Yaptı yapmasına ancak o değişikliklerin mutlaka ÇED revize projesiyle yasal temele dayandırılması gerektiği hususunda korkarım ki, Kocamaz döneminden beri projeyi üstlenen Müşavirlik firmasının sözlü olarak aldığını iddia ettiği taahhütlere gereğinden fazla güvendi…
Daha önce bir makalemde yer verdiğim anekdot, Müşavirlik firmasının Mersin Metro projesini yönetme anlayışını çarpıcı biçimde anlatacaktır diye düşünüyorum…
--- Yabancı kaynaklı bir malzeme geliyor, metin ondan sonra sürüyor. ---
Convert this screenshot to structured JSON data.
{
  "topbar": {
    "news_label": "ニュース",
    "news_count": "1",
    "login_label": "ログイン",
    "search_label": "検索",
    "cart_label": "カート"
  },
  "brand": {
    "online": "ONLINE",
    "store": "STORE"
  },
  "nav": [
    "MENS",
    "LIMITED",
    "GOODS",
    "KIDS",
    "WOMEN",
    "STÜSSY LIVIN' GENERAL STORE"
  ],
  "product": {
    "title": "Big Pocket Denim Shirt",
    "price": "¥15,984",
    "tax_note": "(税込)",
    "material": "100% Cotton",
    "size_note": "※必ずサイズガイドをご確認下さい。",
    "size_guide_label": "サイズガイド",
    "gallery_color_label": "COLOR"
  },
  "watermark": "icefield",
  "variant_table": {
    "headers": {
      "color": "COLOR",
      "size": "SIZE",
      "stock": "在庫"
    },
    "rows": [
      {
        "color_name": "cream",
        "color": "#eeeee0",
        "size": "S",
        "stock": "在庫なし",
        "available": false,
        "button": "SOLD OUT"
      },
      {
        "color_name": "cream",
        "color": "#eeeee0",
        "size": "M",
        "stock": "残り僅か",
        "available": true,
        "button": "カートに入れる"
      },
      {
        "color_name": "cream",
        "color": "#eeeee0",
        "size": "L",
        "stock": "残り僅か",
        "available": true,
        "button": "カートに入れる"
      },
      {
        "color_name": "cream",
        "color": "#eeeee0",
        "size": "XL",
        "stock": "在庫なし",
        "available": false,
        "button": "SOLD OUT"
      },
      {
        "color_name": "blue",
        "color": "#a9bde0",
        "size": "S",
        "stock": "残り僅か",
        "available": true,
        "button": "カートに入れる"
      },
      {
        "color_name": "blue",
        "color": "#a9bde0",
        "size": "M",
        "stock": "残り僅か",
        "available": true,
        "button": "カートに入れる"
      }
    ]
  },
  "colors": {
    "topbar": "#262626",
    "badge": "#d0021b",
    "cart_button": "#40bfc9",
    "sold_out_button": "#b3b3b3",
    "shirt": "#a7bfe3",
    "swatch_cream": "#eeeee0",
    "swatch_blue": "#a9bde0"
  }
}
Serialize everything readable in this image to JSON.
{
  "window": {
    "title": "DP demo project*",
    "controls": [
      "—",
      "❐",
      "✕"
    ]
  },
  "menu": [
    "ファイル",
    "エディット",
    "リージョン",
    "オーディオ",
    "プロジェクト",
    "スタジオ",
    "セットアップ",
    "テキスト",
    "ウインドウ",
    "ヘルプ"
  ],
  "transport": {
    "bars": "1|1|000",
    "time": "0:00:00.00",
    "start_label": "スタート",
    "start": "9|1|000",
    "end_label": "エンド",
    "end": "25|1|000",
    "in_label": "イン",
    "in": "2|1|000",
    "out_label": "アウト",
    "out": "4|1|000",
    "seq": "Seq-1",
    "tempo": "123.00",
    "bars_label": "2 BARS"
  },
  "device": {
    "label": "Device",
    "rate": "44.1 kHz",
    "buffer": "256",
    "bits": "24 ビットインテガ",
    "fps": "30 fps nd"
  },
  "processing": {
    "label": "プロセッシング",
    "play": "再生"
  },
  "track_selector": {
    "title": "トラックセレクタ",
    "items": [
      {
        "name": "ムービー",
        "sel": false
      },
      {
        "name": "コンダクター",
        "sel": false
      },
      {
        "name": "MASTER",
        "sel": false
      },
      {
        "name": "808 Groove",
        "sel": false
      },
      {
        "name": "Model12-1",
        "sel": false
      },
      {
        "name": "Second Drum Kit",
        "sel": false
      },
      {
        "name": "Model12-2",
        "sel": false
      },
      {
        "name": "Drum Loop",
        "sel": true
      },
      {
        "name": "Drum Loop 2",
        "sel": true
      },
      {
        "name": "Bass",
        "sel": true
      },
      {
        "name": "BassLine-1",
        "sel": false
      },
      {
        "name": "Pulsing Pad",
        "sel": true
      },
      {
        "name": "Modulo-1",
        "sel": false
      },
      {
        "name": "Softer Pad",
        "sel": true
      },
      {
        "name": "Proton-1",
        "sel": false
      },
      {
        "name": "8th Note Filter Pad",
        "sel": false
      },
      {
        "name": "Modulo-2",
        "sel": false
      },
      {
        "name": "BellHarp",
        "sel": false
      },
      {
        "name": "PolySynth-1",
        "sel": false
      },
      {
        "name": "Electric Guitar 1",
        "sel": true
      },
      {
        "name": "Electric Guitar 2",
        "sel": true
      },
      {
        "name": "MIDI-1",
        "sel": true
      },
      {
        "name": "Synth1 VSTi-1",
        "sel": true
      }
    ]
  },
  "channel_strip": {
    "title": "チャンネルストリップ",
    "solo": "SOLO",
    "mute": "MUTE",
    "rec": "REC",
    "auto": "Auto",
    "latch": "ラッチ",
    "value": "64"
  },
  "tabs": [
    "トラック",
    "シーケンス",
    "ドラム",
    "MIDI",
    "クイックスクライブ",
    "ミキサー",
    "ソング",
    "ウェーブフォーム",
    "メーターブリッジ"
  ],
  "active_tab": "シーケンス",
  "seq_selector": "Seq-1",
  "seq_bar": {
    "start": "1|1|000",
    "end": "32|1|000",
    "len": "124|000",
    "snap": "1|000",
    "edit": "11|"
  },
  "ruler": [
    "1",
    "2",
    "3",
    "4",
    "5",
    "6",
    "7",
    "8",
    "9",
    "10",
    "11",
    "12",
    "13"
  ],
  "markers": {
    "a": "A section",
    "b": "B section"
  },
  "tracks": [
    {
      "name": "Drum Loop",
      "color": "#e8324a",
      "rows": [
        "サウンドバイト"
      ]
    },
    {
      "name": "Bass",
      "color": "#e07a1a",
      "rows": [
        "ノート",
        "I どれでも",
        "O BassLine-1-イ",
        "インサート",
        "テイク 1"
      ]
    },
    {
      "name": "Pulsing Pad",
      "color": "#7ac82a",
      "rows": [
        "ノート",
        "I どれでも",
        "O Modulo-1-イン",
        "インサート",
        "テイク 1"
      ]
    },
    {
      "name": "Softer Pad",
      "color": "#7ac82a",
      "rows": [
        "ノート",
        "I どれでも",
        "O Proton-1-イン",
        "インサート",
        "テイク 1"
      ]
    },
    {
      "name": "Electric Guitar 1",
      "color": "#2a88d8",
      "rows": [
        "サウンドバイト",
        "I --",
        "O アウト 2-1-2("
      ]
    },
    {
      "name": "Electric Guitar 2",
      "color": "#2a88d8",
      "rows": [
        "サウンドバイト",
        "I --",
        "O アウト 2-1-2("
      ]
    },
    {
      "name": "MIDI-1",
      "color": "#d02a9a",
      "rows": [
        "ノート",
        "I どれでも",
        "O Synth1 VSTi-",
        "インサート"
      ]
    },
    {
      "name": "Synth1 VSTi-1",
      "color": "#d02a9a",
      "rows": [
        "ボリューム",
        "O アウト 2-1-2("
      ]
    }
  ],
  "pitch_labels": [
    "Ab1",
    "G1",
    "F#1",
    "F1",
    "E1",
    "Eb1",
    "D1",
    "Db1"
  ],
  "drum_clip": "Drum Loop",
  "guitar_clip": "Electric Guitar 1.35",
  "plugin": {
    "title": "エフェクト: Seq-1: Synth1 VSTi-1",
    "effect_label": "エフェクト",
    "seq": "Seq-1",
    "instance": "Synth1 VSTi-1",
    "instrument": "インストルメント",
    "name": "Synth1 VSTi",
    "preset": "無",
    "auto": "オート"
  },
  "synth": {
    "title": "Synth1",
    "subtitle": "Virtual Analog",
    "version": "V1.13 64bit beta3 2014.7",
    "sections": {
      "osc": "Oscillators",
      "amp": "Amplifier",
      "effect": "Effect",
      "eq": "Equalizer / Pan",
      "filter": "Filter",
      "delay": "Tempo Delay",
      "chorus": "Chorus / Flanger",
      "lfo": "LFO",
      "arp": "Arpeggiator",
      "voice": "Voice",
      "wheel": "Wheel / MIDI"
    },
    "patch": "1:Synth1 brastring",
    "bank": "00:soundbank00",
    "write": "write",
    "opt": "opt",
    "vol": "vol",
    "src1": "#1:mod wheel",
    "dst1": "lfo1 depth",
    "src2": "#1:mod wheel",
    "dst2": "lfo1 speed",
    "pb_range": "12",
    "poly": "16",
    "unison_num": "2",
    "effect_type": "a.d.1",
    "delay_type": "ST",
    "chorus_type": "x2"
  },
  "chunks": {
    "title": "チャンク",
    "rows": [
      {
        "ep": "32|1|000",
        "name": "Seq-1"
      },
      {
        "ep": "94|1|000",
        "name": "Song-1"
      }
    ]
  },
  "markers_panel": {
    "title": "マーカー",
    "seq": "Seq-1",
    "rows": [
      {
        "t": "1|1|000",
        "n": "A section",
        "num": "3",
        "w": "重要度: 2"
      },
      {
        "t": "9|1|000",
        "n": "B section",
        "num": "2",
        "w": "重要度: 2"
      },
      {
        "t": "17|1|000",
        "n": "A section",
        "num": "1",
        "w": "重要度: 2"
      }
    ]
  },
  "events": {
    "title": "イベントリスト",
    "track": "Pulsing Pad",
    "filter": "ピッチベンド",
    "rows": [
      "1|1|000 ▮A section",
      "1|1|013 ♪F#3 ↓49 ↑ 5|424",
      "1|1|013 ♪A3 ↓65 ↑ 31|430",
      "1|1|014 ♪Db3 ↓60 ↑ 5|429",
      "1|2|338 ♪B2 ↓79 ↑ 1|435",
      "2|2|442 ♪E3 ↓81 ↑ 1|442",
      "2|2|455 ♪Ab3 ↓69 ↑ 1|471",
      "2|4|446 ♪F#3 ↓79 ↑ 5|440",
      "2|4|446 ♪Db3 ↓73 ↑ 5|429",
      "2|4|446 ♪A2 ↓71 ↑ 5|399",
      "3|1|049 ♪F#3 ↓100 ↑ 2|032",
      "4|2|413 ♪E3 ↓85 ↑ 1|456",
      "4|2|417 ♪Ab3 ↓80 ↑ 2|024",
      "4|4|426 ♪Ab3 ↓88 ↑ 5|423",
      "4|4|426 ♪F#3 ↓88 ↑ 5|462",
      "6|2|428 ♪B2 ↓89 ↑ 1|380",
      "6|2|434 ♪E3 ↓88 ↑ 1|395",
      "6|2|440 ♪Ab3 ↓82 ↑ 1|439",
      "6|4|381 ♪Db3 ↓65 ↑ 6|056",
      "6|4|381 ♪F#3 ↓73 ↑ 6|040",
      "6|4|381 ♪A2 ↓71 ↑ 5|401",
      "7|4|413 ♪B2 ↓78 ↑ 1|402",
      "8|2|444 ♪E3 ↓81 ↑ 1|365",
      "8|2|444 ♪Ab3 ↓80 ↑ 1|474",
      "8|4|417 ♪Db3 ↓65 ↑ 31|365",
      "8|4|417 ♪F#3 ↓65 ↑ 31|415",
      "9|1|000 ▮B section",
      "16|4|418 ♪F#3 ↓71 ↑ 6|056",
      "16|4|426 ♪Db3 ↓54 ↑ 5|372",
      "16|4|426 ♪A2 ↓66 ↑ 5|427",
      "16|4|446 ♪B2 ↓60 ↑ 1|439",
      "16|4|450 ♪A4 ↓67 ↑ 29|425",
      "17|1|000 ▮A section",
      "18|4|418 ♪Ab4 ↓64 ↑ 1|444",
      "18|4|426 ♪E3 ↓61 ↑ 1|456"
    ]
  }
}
Seçilmesinin ardından Seçer’ in, Metro projesini yeni haliyle anlatması, kafalarda oluşan soruları da yanıtlaması amacıyla Müşavirlik Firmasının sahibi Daniel Kubin ile Mersin’ deki neredeyse tüm sivil toplum örgütlerinin, medya mensuplarının yer aldığı geniş topluluğu Ocak 2020’ de Hilton’ da buluşturduğu toplantıdan söz ediyorum…
Yaptığı sunumun ardından Kubin’ e çok sayıda soru yönelttim…
Örneğin “2017 ÇED DOSYASINA GÖRE YAKLAŞIK 8 KİLOMETRESİ HEMZEMİN (YER ÜSTÜNDEN) YÖNTEMLE KAT EDECEK VE 7 İSTASYONU YİNE HEMZEMİN (YER ÜSTÜNDE) YER ALACAK PROJEYLE, SUNUMU YAPILAN VE TÜMÜ HATLARI, İSTASYONLARIYLA YERİN ALTINA İNECEK PROJE ARASINDAKİ FARKLAR ÇEVRE ETKİLENMESİ BAKIMINDAN CİDDİ FARKLAR OLDUĞUNU BU NEDENLE YENİ BİR ‘ÇED GEREKLİ DEĞİLDİR’ BAŞVURUSU YAPILIP YAPILMADIĞINI” sordum..
Aldığım yanıt Müşavirlik firmasının başındaki kişinin süreçleri yönetme anlayışını göstermesi bakımından hayli çarpıcıydı…
Kubin, ÇED belgesini veren yetkililerle görüştüğünü, yetkililerin kendisine ‘SİSTEM YER ALTINA İNİYORSA ÇOK DAHA İYİ EN AZINDAN GÜRÜLTÜ KİRLİLİĞİ AZALACAK, BU ÇED SÜRECİNİ ETKİLEMEZ’ dediğini nakletti…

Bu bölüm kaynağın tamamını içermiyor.